As an avid Miami Heat fan living in Durham, N.C. seeing my favorite basketball team has always been difficult. I've been to a handful of Heat/Charlotte Bobcats games over the last few years, but hadn't been to a Heat game since the Big Three era began. When the 2012 preseason schedule was announced, I immediately noticed that Miami was scheduled to play the Bobcats Oct. 23 in Raleigh, about 20 miles from where I live. I had never seen LeBron James or Chris Bosh before, so I was fortunate enough to acquire tickets.
Getting to the PNC Arena in Raleigh was quite the conundrum, though. I left an hour before the game, but the traffic was so horrendous that I didn't get to my seat until the opening minutes of the third quarter. I left midway through the fourth quarter because I didn't want to spend another two hours stuck in traffic just to see Dexter Pittman and Rashard Lewis -- I guess that's something I have in common with other Heat fans. In all seriousness, though, I'm not complaining. I had a lot of fun seeing James, the best basketball player in the world.
James didn't score a single point after I arrived at my seat. But he dominated the game despite making only two field goals because he catalyzed Miami's offense. He actually found three different 3-point shooters in a span of 90 seconds to close the third quarter. He first found Rashard Lewis open in the right corner, then Ray Allen and finally Garrett Temple on the left corner. After Temple's 3, when most of the Raleigh crowd cheered after Miami's barrage of 3-pointers, James ran down the court "punching the air" and clapping. Although he's an amazing athlete, James has the court vision and basketball IQ to make himself more than just a scorer. James likes to play this way, just like how he played in Game 5 of the 2012 NBA Finals and in the 2012 London Olympics. He can play as a cold-blooded assassin -- like his performance in Game 6 against the Boston Celtics last season -- but he prefers to play as a distributor. Riley has given James a roster with which he can play at his best.
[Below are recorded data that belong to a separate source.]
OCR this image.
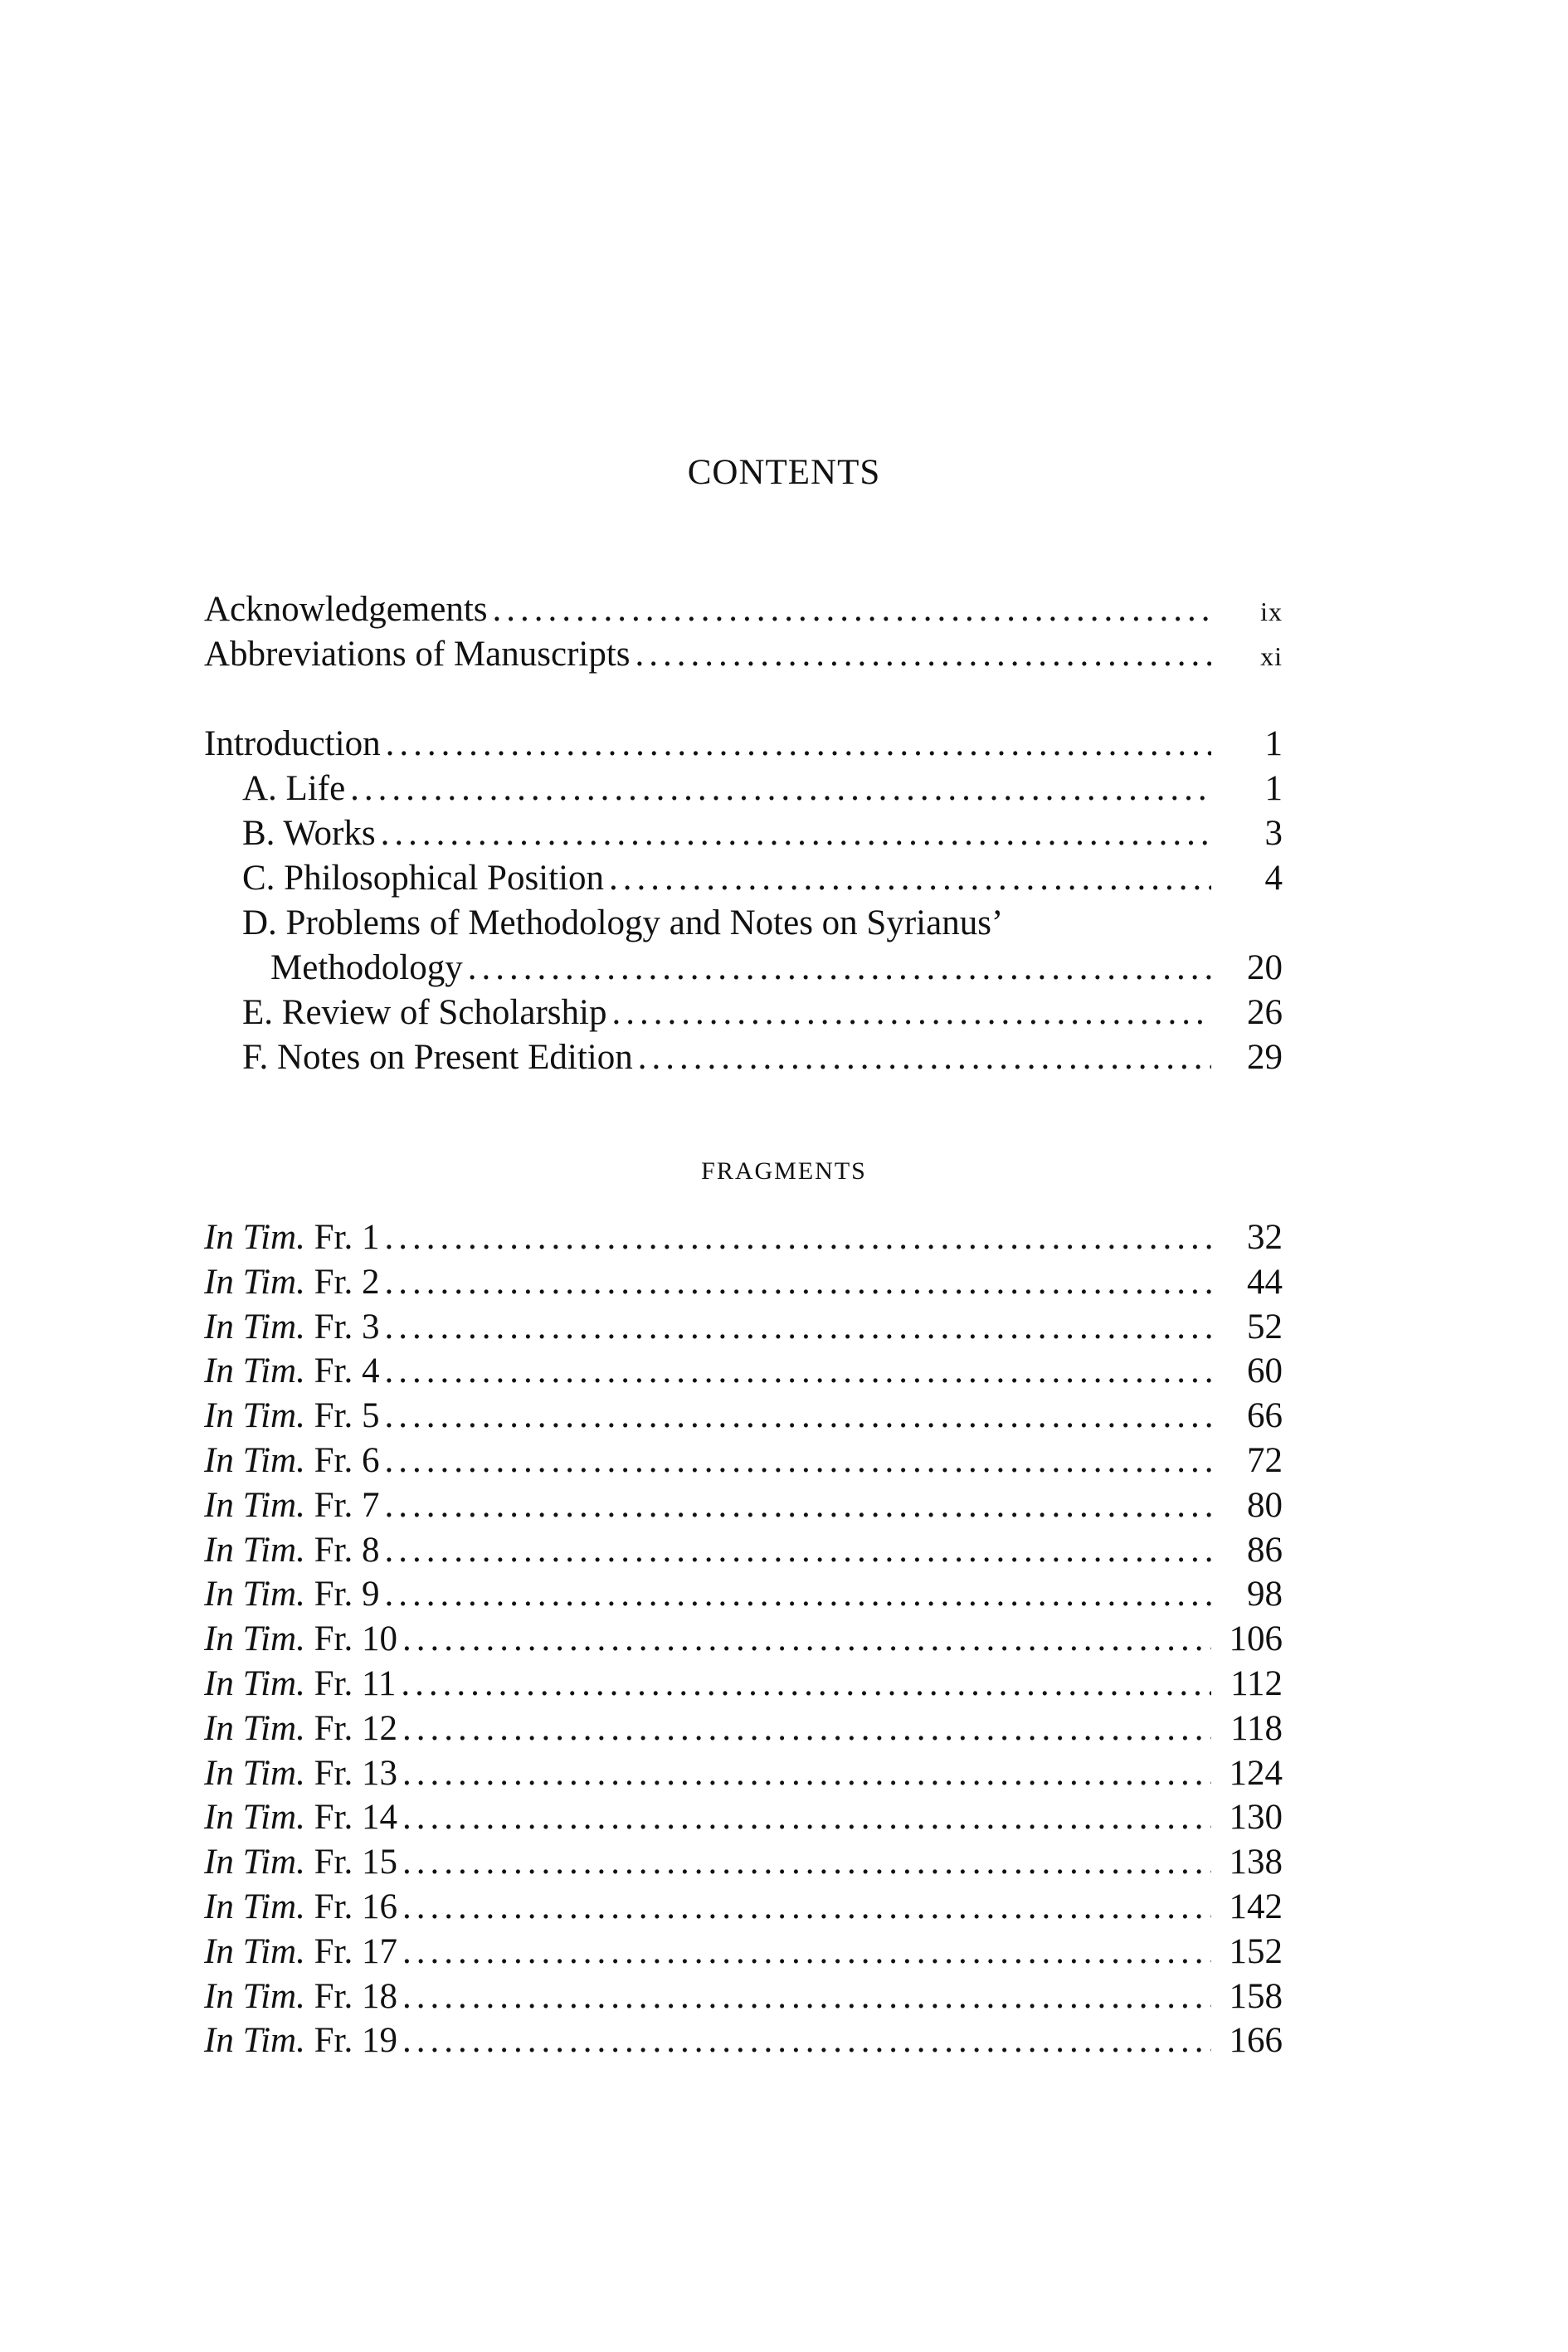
CONTENTS
Acknowledgements .....	ix
Abbreviations of Manuscripts .....	xi
Introduction .....	1
A. Life .....	1
B. Works .....	3
C. Philosophical Position .....	4
D. Problems of Methodology and Notes on Syrianus’
Methodology .....	20
E. Review of Scholarship .....	26
F. Notes on Present Edition .....	29
FRAGMENTS
In Tim. Fr. 1 .....	32
In Tim. Fr. 2 .....	44
In Tim. Fr. 3 .....	52
In Tim. Fr. 4 .....	60
In Tim. Fr. 5 .....	66
In Tim. Fr. 6 .....	72
In Tim. Fr. 7 .....	80
In Tim. Fr. 8 .....	86
In Tim. Fr. 9 .....	98
In Tim. Fr. 10 .....	106
In Tim. Fr. 11 .....	112
In Tim. Fr. 12 .....	118
In Tim. Fr. 13 .....	124
In Tim. Fr. 14 .....	130
In Tim. Fr. 15 .....	138
In Tim. Fr. 16 .....	142
In Tim. Fr. 17 .....	152
In Tim. Fr. 18 .....	158
In Tim. Fr. 19 .....	166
Bosh made two and-ones in the third quarter, both times aggressively driving to the basket for layups. He also showed an ability to play as a defensive center, like how he played against the Oklahoma City Thunder in the Finals. He swatted a shot from Ramon Sessions and was a split-second late on a Bismack Biyombo hook shot. Bosh even stepped out on a pick-and-roll to guard Gerald Henderson, forcing a backcourt violation. Charlotte's centers aren't exactly good, but Bosh won't play against Dwight Howard or Andrew Bynum the vast majority of nights.
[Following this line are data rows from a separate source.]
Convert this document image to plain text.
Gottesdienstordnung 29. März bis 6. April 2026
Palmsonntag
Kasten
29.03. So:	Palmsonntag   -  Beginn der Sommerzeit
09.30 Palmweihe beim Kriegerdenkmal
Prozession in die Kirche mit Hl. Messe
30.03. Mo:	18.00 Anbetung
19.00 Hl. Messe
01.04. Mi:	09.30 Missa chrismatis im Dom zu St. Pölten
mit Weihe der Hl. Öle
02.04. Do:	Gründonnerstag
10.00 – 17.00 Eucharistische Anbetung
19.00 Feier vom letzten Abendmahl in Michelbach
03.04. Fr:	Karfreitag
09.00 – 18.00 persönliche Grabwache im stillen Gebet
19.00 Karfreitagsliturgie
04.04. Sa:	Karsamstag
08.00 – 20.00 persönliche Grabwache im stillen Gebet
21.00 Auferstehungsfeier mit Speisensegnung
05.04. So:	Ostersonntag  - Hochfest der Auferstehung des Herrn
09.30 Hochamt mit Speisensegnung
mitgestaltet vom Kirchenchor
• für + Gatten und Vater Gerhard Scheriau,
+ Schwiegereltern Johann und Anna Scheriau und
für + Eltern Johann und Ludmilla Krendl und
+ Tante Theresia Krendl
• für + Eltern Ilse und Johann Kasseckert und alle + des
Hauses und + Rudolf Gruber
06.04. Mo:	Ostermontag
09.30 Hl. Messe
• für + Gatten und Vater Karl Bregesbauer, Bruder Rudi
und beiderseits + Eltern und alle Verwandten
What else did I see? Ray Allen showed that he's more than a standstill shooter, though I'm still doubtful that he'll have the ball in his hands a lot once James, Dwyane Wade and Bosh play their normal loads of minutes. Dexter Pittman is still a foul machine. Terrel Harris played well, making a nice cut for a jumper and getting to the line a few times. He can be a nice young option on the wing, considering Allen, Mike Miller, James Jones and Wade are all north of 30. Garrett Temple also played well, and the final roster spot could come down to Harris and Temple.
The NBA should schedule more preseason games in non-NBA cities. Most of the people in the nearly-filled arena wore Heat apparel to the game, and I'm sure they also appreciated the opportunity to see their favorite team close to home. Many NBA fans don't have the means or time to travel long distances to see a game. Continuing to have preseason games in smaller cities would build excitement for local fans and make them appreciate the opportunity. I certainly did.